I have the following dataframe
dput(head(phone_numbers_df))
structure(list(phone_number = c("30 969166", "31 8941", "32 34057", "33 24021", "34 685284", "36 226317"), prefix = c("30", "31", "32", "33", "34", "36")), row.names = c(NA, -6L), class = c("tbl_df", "tbl", "data.frame"))
there should always be 6 numbers in the suffix of phone_number. some have 5 or 4 since generated from random numbers. How to replace the white spaces by zeros?
I have tried the following but the regex used does not seem to detect the white spaces properly
library(tidyverse)
fixed_numbers <- phone_numbers_df %>%
mutate(needs_replacement = str_detect(needs_replacement , "\\s{1,6}$")) %>%
mutate_at(vars(needs_replacement), ~ ifelse(. == TRUE, str_replace(., "\\s{1,6}$", "000000"), .))
# Display the fixed phone numbers
print(fixed_numbers)
thanks in advance for any help!
You don't need to first detect and then replace.

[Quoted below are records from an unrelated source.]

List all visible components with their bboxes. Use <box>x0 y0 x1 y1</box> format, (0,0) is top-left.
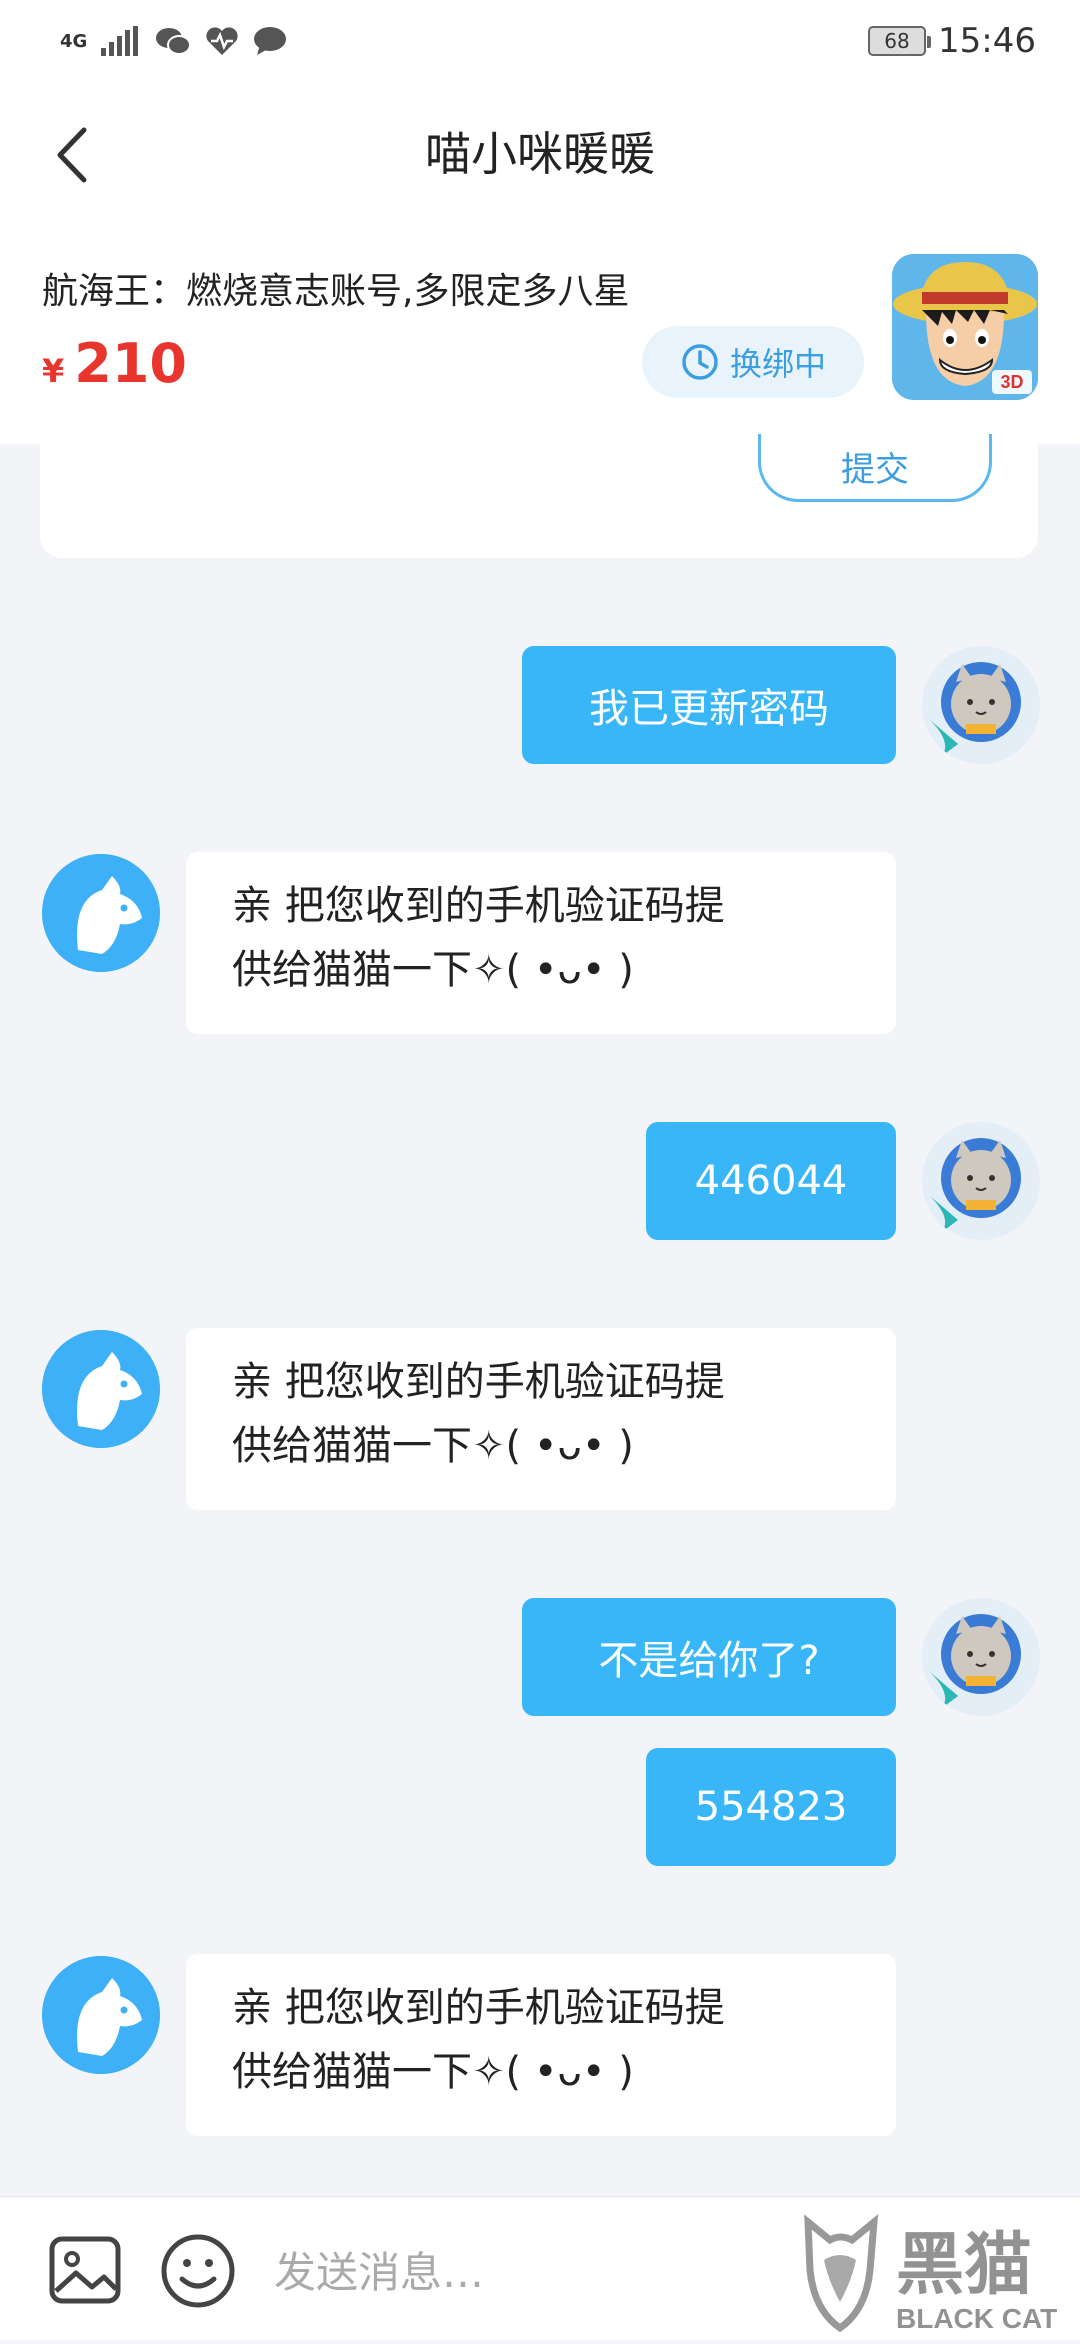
user-avatar[interactable] <box>922 646 1040 764</box>
svg-text:3D: 3D <box>1000 372 1023 392</box>
dog-avatar-icon <box>42 854 160 972</box>
watermark-en: BLACK CAT <box>896 2303 1057 2334</box>
cat-avatar-icon <box>922 646 1040 764</box>
product-card[interactable]: 航海王：燃烧意志账号,多限定多八星 ¥210 换绑中 3D <box>0 232 1080 444</box>
game-thumbnail: 3D <box>892 254 1038 400</box>
signal-icon <box>101 26 139 56</box>
message-line: 亲 把您收到的手机验证码提 <box>232 883 725 929</box>
message-bubble-sent[interactable]: 不是给你了? <box>522 1598 896 1716</box>
message-bubble-received[interactable]: 亲 把您收到的手机验证码提 供给猫猫一下✧( •ᴗ• ) <box>186 1954 896 2136</box>
bot-avatar[interactable] <box>42 1956 160 2074</box>
network-label: 4G <box>60 30 88 52</box>
image-icon <box>49 2236 121 2304</box>
cat-avatar-icon <box>922 1598 1040 1716</box>
message-bubble-sent[interactable]: 446044 <box>646 1122 896 1240</box>
message-bubble-sent[interactable]: 554823 <box>646 1748 896 1866</box>
message-bubble-received[interactable]: 亲 把您收到的手机验证码提 供给猫猫一下✧( •ᴗ• ) <box>186 852 896 1034</box>
bot-avatar[interactable] <box>42 1330 160 1448</box>
image-button[interactable] <box>48 2233 122 2307</box>
clock: 15:46 <box>938 21 1036 61</box>
black-cat-logo-icon: 黑猫 BLACK CAT <box>804 2214 1057 2334</box>
message-line: 供给猫猫一下✧( •ᴗ• ) <box>232 1423 634 1469</box>
emoji-button[interactable] <box>160 2233 236 2309</box>
battery-indicator: 68 <box>868 26 932 56</box>
message-bubble-sent[interactable]: 我已更新密码 <box>522 646 896 764</box>
user-avatar[interactable] <box>922 1122 1040 1240</box>
product-price: ¥210 <box>42 332 187 395</box>
message-line: 亲 把您收到的手机验证码提 <box>232 1985 725 2031</box>
wechat-icon <box>156 28 192 55</box>
price-amount: 210 <box>74 332 187 395</box>
status-bar: 4G 68 15:46 <box>0 0 1080 82</box>
page-title: 喵小咪暖暖 <box>425 127 655 181</box>
product-name: 航海王：燃烧意志账号,多限定多八星 <box>42 271 630 312</box>
submit-button[interactable]: 提交 <box>758 434 992 502</box>
message-bubble-received[interactable]: 亲 把您收到的手机验证码提 供给猫猫一下✧( •ᴗ• ) <box>186 1328 896 1510</box>
watermark-logo: 黑猫 BLACK CAT <box>800 2210 1080 2340</box>
message-line: 供给猫猫一下✧( •ᴗ• ) <box>232 947 634 993</box>
form-card: 提交 <box>40 434 1038 558</box>
nav-bar: 喵小咪暖暖 <box>0 82 1080 232</box>
user-avatar[interactable] <box>922 1598 1040 1716</box>
message-icon <box>254 27 287 55</box>
message-input[interactable]: 发送消息… <box>274 2239 484 2300</box>
message-line: 亲 把您收到的手机验证码提 <box>232 1359 725 1405</box>
watermark-cn: 黑猫 <box>896 2226 1032 2305</box>
message-line: 供给猫猫一下✧( •ᴗ• ) <box>232 2049 634 2095</box>
luffy-icon: 3D <box>892 254 1038 400</box>
emoji-icon <box>161 2234 235 2308</box>
clock-icon <box>682 344 718 380</box>
health-icon <box>206 27 238 55</box>
cat-avatar-icon <box>922 1122 1040 1240</box>
rebind-status-badge: 换绑中 <box>642 326 864 398</box>
bot-avatar[interactable] <box>42 854 160 972</box>
currency-symbol: ¥ <box>42 352 65 390</box>
dog-avatar-icon <box>42 1956 160 2074</box>
dog-avatar-icon <box>42 1330 160 1448</box>
status-label: 换绑中 <box>729 345 826 383</box>
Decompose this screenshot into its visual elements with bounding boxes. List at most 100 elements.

According to your description and code, you want to replace each ' ' with "0" only in the last 6 characters.
phone_numbers_df %>%
mutate(needs_replacement = paste(prefix, str_replace_all(str_sub(phone_number, -6), '\\s', '0'), sep = ' '))
# A tibble: 6 x 3
phone_number prefix needs_replacement
<chr> <chr> <chr>
1 30 969166 30 30 969166
2 31 8941 31 31 008941
3 32 34057 32 32 034057
4 33 24021 33 33 024021
5 34 685284 34 34 685284
6 36 226317 36 36 226317
Perhaps this looks better. Leaving random white spaces between prefix and number does not make sense to me. You can even get rid of the white spaces at all if you wish.